2) Low-Level Programming: C, Assembly, and Program Execution on Intel® 64 Architecture by Igor Zhirkov.
3) Modern X86 Assembly Language Programming by Daniel Kusswurm.
4) Agner Fog's writings.
5) Ciro Santilli's x86 examples - https://github.com/cirosantilli/x86-bare-metal-examples
It starts off with booting a simple OS written in assembly from SD card, blinking LED and then continues to more advanced topics such as controlling the GPU/screen.
Sometimes on simple 8-bit architectures for some interrupt-routines where it does perhaps under certain conditions increase performance on I/O operations. And that is to 99% read -> write.
On more complex architectures like x86? Not really. I wouldn't even come close to modern compilers. Maybe for fun.
If you want to create a simple system I would recommend to just ignore optimization and focus on system design. That is probably the only thing agnostic about assembler.
You could also use a µC with external programmer to get a basic system running. mnemonics are often very similar to x86 and while optimizations are hard and in-depth knowledge about architecture is required, the first step to take is probably the system design itself and the efficiency of the assembly is secondary. All that should come later.
For the very first steps, I would recommend linux or windows assembler and learning how to interface the underlying OS. That could help hardening the requirements for the design.
I will suggest studying some general Assembly language concepts, memory locations, how to set-up RAM timings and bring offchip RAM into an address space, etc.

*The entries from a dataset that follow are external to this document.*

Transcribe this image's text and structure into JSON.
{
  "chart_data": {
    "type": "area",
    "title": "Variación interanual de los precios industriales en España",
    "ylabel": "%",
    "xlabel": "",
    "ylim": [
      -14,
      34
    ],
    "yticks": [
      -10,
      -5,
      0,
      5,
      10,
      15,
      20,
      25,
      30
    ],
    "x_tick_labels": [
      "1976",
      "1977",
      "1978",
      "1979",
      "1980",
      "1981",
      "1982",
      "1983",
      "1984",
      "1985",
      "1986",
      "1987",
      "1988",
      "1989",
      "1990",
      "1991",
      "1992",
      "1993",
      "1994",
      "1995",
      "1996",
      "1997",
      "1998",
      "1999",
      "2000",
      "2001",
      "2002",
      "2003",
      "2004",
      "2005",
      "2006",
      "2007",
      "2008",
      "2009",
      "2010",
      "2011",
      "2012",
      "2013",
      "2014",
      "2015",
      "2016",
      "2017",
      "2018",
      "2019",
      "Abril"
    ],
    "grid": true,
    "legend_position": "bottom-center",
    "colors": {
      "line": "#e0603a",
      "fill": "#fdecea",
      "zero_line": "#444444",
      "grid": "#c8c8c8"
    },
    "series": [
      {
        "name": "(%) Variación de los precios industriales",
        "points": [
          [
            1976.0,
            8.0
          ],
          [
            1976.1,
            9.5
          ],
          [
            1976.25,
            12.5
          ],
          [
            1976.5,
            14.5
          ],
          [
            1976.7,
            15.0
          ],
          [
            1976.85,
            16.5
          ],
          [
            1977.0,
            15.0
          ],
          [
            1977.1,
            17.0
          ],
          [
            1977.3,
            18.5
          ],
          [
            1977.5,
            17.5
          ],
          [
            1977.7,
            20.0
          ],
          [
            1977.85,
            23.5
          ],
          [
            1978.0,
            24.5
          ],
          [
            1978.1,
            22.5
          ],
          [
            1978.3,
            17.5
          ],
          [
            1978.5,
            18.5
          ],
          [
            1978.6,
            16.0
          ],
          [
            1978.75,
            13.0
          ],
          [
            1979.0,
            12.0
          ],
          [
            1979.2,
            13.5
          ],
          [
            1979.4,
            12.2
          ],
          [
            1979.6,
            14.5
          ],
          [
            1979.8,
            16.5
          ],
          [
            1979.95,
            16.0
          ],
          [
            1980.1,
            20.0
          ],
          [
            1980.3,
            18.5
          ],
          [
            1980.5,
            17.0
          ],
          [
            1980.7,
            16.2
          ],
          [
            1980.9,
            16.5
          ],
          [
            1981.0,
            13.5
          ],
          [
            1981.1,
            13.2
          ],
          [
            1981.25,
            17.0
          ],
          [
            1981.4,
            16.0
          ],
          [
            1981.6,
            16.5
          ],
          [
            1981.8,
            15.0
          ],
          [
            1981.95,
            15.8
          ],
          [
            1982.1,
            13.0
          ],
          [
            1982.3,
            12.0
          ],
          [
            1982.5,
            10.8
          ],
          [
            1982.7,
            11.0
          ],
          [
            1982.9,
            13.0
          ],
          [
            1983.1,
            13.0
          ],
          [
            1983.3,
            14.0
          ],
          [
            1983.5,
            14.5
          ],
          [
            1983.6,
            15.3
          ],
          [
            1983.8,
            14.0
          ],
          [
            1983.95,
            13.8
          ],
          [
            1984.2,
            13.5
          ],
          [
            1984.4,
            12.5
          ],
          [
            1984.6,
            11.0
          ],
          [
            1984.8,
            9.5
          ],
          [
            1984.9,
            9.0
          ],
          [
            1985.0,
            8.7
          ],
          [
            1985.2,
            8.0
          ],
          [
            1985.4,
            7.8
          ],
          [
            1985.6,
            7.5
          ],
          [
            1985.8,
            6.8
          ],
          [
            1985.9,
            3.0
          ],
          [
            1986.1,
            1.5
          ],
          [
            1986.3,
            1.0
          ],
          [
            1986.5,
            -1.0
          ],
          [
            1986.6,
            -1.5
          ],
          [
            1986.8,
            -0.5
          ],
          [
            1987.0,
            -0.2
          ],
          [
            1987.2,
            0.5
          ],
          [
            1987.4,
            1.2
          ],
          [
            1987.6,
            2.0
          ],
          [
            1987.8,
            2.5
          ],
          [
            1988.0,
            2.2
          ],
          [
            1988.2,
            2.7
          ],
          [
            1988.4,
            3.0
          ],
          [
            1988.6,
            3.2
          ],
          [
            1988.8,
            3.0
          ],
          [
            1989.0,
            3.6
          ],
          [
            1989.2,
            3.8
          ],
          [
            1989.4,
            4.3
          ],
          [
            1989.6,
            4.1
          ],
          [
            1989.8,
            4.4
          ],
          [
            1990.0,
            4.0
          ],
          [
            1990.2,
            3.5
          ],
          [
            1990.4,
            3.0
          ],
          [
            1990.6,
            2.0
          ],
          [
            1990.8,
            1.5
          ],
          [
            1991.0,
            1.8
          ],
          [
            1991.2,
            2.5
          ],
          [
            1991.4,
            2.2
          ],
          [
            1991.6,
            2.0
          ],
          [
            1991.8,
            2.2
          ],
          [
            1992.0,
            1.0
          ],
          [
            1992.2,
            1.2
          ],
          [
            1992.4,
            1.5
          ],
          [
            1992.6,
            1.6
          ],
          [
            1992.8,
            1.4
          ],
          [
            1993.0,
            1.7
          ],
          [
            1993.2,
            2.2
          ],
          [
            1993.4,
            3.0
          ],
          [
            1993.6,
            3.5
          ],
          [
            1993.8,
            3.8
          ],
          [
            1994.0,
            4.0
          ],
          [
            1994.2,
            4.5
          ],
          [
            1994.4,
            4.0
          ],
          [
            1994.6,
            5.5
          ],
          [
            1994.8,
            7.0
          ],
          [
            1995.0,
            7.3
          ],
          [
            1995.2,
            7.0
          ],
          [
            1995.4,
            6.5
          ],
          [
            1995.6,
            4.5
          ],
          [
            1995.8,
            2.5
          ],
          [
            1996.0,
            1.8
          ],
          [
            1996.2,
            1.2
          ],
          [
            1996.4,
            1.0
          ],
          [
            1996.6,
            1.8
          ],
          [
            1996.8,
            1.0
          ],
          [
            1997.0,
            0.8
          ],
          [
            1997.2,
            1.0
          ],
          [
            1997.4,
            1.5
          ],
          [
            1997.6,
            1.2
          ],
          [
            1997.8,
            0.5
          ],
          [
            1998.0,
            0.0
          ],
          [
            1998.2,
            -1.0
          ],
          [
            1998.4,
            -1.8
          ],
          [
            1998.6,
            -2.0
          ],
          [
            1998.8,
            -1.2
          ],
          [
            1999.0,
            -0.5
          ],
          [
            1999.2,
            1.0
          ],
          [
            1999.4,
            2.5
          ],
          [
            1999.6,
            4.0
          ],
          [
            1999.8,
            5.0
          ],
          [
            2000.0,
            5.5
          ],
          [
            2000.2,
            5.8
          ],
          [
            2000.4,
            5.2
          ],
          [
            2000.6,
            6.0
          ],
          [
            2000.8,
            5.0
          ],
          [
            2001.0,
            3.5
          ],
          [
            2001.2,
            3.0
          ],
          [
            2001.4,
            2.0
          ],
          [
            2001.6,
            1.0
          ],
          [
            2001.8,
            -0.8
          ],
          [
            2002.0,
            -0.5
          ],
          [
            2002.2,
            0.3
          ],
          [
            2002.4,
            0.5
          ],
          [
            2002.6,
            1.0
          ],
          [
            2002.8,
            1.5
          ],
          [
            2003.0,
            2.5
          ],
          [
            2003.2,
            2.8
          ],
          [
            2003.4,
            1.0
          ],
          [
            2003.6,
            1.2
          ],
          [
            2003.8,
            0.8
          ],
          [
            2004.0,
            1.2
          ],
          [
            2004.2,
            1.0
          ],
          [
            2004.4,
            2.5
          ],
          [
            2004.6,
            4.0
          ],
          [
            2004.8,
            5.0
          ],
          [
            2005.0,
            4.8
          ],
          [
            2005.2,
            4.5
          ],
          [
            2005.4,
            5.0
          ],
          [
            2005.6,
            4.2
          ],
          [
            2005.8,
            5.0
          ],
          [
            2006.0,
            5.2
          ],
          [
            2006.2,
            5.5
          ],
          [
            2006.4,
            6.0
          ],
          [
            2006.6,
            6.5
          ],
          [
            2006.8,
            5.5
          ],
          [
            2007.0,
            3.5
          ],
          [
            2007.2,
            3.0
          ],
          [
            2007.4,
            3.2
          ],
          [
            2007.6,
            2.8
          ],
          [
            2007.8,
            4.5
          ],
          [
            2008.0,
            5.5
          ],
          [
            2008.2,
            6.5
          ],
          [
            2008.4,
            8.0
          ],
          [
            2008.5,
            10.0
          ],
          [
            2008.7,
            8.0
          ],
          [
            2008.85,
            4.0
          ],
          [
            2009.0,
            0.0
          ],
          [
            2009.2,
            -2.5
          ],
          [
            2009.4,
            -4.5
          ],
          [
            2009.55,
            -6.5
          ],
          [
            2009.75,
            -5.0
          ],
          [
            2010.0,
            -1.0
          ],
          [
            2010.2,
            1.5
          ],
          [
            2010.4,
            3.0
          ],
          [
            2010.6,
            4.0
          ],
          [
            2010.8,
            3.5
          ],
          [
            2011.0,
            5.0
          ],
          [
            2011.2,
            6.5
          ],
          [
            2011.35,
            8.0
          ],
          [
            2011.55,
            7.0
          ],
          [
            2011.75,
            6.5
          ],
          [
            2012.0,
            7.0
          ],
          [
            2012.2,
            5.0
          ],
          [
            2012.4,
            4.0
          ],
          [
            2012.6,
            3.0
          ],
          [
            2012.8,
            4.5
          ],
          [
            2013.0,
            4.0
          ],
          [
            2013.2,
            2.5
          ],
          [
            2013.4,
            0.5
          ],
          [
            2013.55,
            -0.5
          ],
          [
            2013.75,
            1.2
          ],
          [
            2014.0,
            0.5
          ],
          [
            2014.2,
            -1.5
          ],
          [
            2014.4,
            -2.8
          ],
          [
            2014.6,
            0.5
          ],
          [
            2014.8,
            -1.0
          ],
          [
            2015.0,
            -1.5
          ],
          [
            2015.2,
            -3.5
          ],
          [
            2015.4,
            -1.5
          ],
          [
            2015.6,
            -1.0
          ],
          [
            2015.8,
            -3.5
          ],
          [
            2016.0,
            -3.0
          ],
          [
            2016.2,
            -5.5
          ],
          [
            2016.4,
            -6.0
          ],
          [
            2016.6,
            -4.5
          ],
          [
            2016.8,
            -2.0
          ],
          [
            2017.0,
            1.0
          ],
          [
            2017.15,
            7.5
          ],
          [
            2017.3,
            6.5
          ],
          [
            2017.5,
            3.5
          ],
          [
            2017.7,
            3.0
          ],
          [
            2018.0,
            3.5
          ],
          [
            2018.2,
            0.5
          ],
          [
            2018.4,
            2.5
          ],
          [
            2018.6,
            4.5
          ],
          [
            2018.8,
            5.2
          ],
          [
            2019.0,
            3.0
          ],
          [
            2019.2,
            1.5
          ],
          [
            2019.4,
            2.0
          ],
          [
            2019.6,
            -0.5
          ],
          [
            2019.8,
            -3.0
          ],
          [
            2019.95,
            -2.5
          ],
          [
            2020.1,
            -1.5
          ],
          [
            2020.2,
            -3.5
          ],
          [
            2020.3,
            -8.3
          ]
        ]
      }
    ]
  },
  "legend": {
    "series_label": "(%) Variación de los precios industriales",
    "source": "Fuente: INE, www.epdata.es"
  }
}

This stuff is used daily in the world of microcontrollers, I'm a huge fan of the Parallax propeller, in which the Spin interpreter in ROM launches Assembly routines on individual cores in about the simplest fashion possible...
Some things you may find interesting: https://github.com/dwelch67/raspberrypi
https://github.com/rsta2/circle
https://ultibo.org/
Think of the latter 2 as "HAL plus some primitives" rather than RTOS...
C, C++, Rust, possibly Ocaml, FORTH, FreePascal, etc... or else you are actually on about a virtual machine, not bare metal.
Learning how to create your own heap. Make your own malloc/free on a baremetal device and that will be a huge boost for you, confidence wise...
Others beg to differ, selling GC enabled development environments from small PICs to grown up ARM deployments.
http://www.astrobe.com/default.htm
http://www.microej.com/
https://www.aicas.com/cms/
https://www.ptc.com/en/products/developer-tools/perc
https://www.microdoc.com/ibm-websphere-everyplace-custom-env...
Some solutions even considered suitable for bare metal work by the US and French military.
And speaking of Go on bare metal, https://tinygo.org/
http://www.projectoberon.com/
https://inf.ethz.ch/personal/wirth/ProjectOberon/index.html
Sadly the ready made OberonStation boards are no longer on sale.
https://www.pvk.ca/Blog/2014/03/15/sbcl-the-ultimate-assembl...
https://github.com/cirosantilli/x86-bare-metal-examples
He has a lot of them, and you can also check out his stack overflow answers.
>Does anyone even work with assembly anymore?
in infosec, definitely
As a little bit of a different fun one:
I have a MicroPython project I'm building, a limited run toy, which live-assembles some assembler that it deploys to a co-processor which handles low power mode.
A real mix of very high level and very low level code.
I do so not for performance but for reducing dependencies, for building a more parsimonious stack at all levels: https://github.com/akkartik/mu/blob/master/subx/Readme.md. It's surprisingly pleasant. Lately I find myself thinking heretical thoughts, like whether high-level languages are worth all the trouble.
Otherwise the only things I've done recently have been writing a simple "compiler" for maths, converting "3 4 + 5 *" into floating-point assembly, or generating code for a toy-language.